Putin aims to win a war of attrition by enhancing effectiveness and efficiency with the help of skillful economic technocrats

Multinationals should anticipate a continuation of current economic policies, as most of the economic management team members have retained their positions. The recent changes also indicate President Vladimir Putin’s preparations for a long war, mobilizing all necessary economic resources, suggesting that multinationals will likely see the conflict extending into 2025. This might also lead to increased military spending, if necessary, potentially resulting in budget cuts in other non-military areas.

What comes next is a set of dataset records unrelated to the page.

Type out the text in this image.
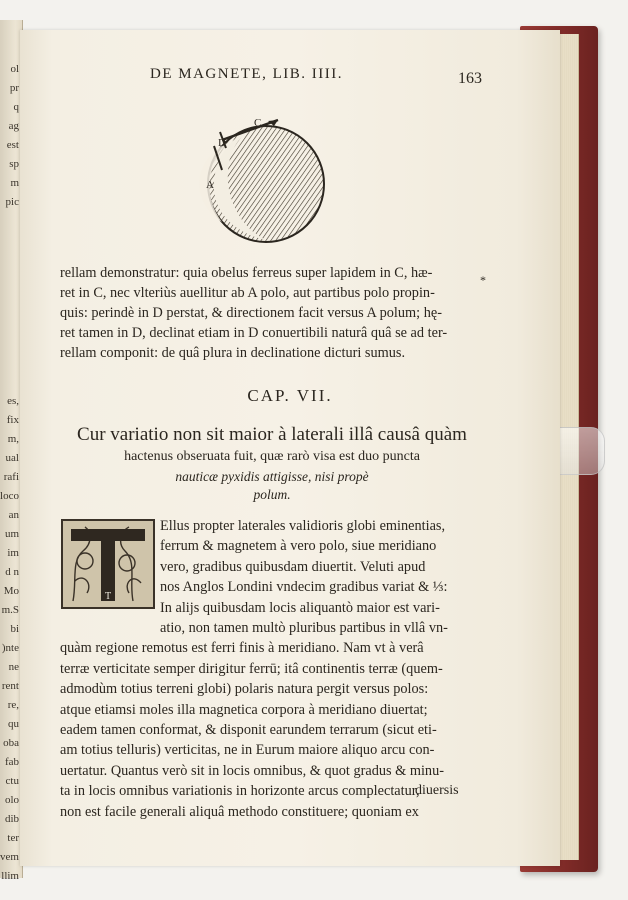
ol
pr
q
ag
est
sp
m
pic
es,
fix
m,
ual
rafi
loco
an
um
im
d n
Mo
m.S
bi
)nte
ne
rent
re,
qu
oba
fab
ctu
olo
dib
ter
vem
llim
DE MAGNETE, LIB. IIII.	163
C
D
A
*
rellam demonstratur: quia obelus ferreus super lapidem in C, hæ-
ret in C, nec vlteriùs auellitur ab A polo, aut partibus polo propin-
quis: perindè in D perstat, & directionem facit versus A polum; hę-
ret tamen in D, declinat etiam in D conuertibili naturâ quâ se ad ter-
rellam componit: de quâ plura in declinatione dicturi sumus.
CAP. VII.
Cur variatio non sit maior à laterali illâ causâ quàm
hactenus obseruata fuit, quæ rarò visa est duo puncta
nauticæ pyxidis attigisse, nisi propè
polum.
T
Ellus propter laterales validioris globi eminentias,
ferrum & magnetem à vero polo, siue meridiano
vero, gradibus quibusdam diuertit. Veluti apud
nos Anglos Londini vndecim gradibus variat & ⅓:
In alijs quibusdam locis aliquantò maior est vari-
atio, non tamen multò pluribus partibus in vllâ vn-
quàm regione remotus est ferri finis à meridiano. Nam vt à verâ
terræ verticitate semper dirigitur ferrū; itâ continentis terræ (quem-
admodùm totius terreni globi) polaris natura pergit versus polos:
atque etiamsi moles illa magnetica corpora à meridiano diuertat;
eadem tamen conformat, & disponit earundem terrarum (sicut eti-
am totius telluris) verticitas, ne in Eurum maiore aliquo arcu con-
uertatur. Quantus verò sit in locis omnibus, & quot gradus & minu-
ta in locis omnibus variationis in horizonte arcus complectatur,
non est facile generali aliquâ methodo constituere; quoniam ex
diuersis
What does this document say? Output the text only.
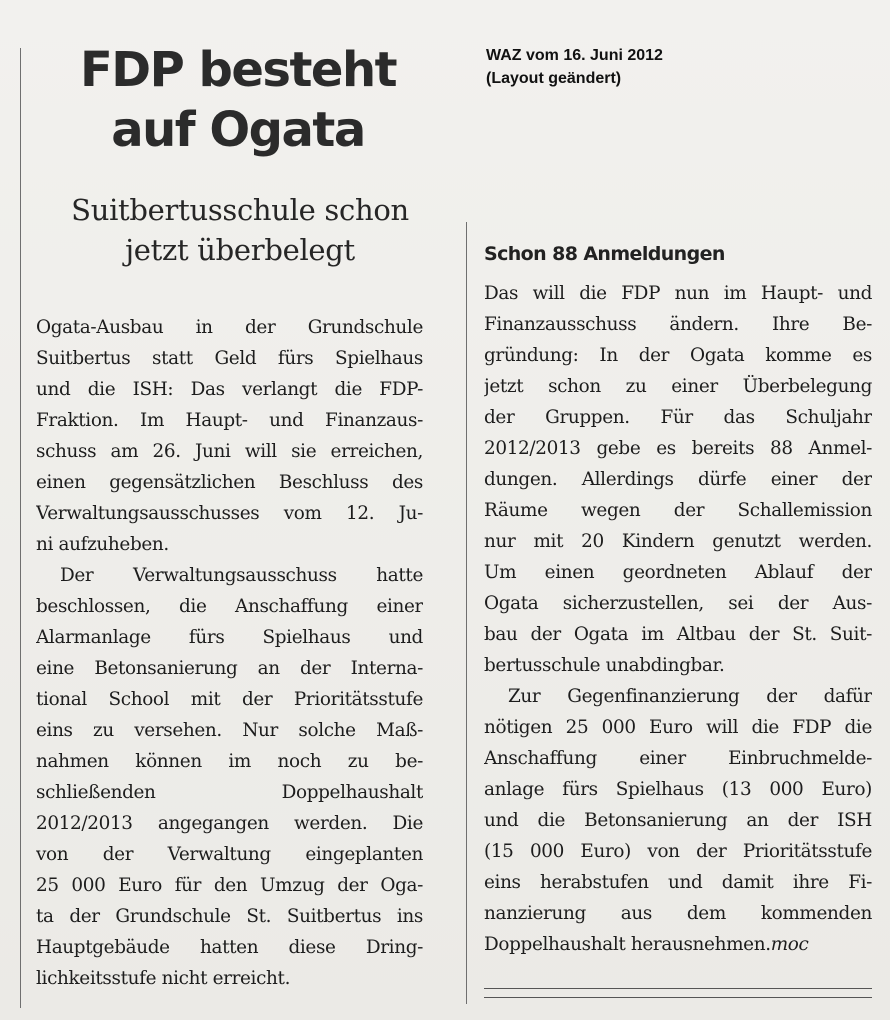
FDP besteht
auf Ogata
WAZ vom 16. Juni 2012
(Layout geändert)
Suitbertusschule schon
jetzt überbelegt
Ogata-Ausbau in der Grundschule
Suitbertus statt Geld fürs Spielhaus
und die ISH: Das verlangt die FDP-
Fraktion. Im Haupt- und Finanzaus-
schuss am 26. Juni will sie erreichen,
einen gegensätzlichen Beschluss des
Verwaltungsausschusses vom 12. Ju-
ni aufzuheben.
Der Verwaltungsausschuss hatte
beschlossen, die Anschaffung einer
Alarmanlage fürs Spielhaus und
eine Betonsanierung an der Interna-
tional School mit der Prioritätsstufe
eins zu versehen. Nur solche Maß-
nahmen können im noch zu be-
schließenden Doppelhaushalt
2012/2013 angegangen werden. Die
von der Verwaltung eingeplanten
25 000 Euro für den Umzug der Oga-
ta der Grundschule St. Suitbertus ins
Hauptgebäude hatten diese Dring-
lichkeitsstufe nicht erreicht.
Schon 88 Anmeldungen
Das will die FDP nun im Haupt- und
Finanzausschuss ändern. Ihre Be-
gründung: In der Ogata komme es
jetzt schon zu einer Überbelegung
der Gruppen. Für das Schuljahr
2012/2013 gebe es bereits 88 Anmel-
dungen. Allerdings dürfe einer der
Räume wegen der Schallemission
nur mit 20 Kindern genutzt werden.
Um einen geordneten Ablauf der
Ogata sicherzustellen, sei der Aus-
bau der Ogata im Altbau der St. Suit-
bertusschule unabdingbar.
Zur Gegenfinanzierung der dafür
nötigen 25 000 Euro will die FDP die
Anschaffung einer Einbruchmelde-
anlage fürs Spielhaus (13 000 Euro)
und die Betonsanierung an der ISH
(15 000 Euro) von der Prioritätsstufe
eins herabstufen und damit ihre Fi-
nanzierung aus dem kommenden
Doppelhaushalt herausnehmen.moc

  • On May 10, Prime Minister Mikhail Mishustin was reappointed by Putin’s nomination, and most cabinet members retained their posts, with a few exceptions.
  • Andrei Belousov, an economist with no military experience and former deputy prime minister, has replaced Defense Minister Sergei Shoigu, who now serves as the secretary of the Security Council, succeeding Nikolai Patrushev.
  • Patrushev, a close confidant of Putin known for his hawkish stance on the West, has been appointed as Putin’s aide to oversee shipbuilding. Patrushev’s son, the former agriculture minister, was appointed as the deputy prime minister for agriculture. 
  • Alexei Dyumin, the current governor of Tula region and former bodyguard to Putin, has been appointed as a presidential aide to oversee the military industry, sports, and the State Council advisory body, further strengthening his proximity to Putin.
  • There have been no major changes in the security apparatus, with the heads of the Foreign Security Intelligence, the Federal Guard Service, the Federal Security Services (formerly known as KGB), the National Guard, and the Minister of Internal Affairs retaining their positions. Foreign Minister Sergey Lavrov was also among those who were reappointed. 
  • Amid ongoing structural adjustments, the current chief of the defense ministry’s personnel directorate has been arrested on bribery charges following the arrest of Deputy Defense Minister Timur Ivanov in April.

Our View

In line with our expectations, Mishustin and most of his economic management team maintained their roles, as Putin’s economic team proved to be more effective in the wartime compared to his military generals. Yet, some of the latest appointments are worthy of attention to understand Putin’s plans.

Shoigu’s dismissal was anticipated following bribery scandals within the Ministry of Defense. His new position seems like a promotion but is essentially an advisory role with limited power. This move likely stems from longstanding criticism of his performance during the war and pervasive corruption and ineffectiveness within the ministry. On the other hand, the appointment of Belousov, a seasoned technocrat previously serving as economy minister and Putin’s economic aide, came as a surprise. Belousov is expected to bring extensive experience from leading drone production projects and high-tech and innovation initiatives within Russia. In our view, Belousov’s appointment underscores Putin’s intention to integrate economic oversight into military expenditure, which now exceeds 6% of GDP, and spur innovation and technological advancement in the sector. Recognized for his patriotism and religious convictions, and his vocal support for the annexation of Crimea, Belousov is seen as well suited to support Putin’s military strategy. Meanwhile, Chief of Staff Valery Gerasimov remains in his position but is expected to be replaced as the new minister becomes more established in his new role. Despite the apparent demotion, Patrushev will continue to wield significant informal influence on ideological matters. Following Patrushev’s reassignment, his direct communications role with the US national security advisor has shifted to Shoigu, although Putin remains the key decision maker, and Patrushev had already diminished in the eyes of the US as a viable negotiator.

Overall, the absence of significant changes within the government, apart from the Ministry of Defense, indicates Putin’s desire for continuity and stability amid the ongoing war, without major shifts in war objectives. The recent reshuffle reaffirmed Putin’s unwavering commitment to the war, ensuring that all necessary resources are properly utilized to support the war effort.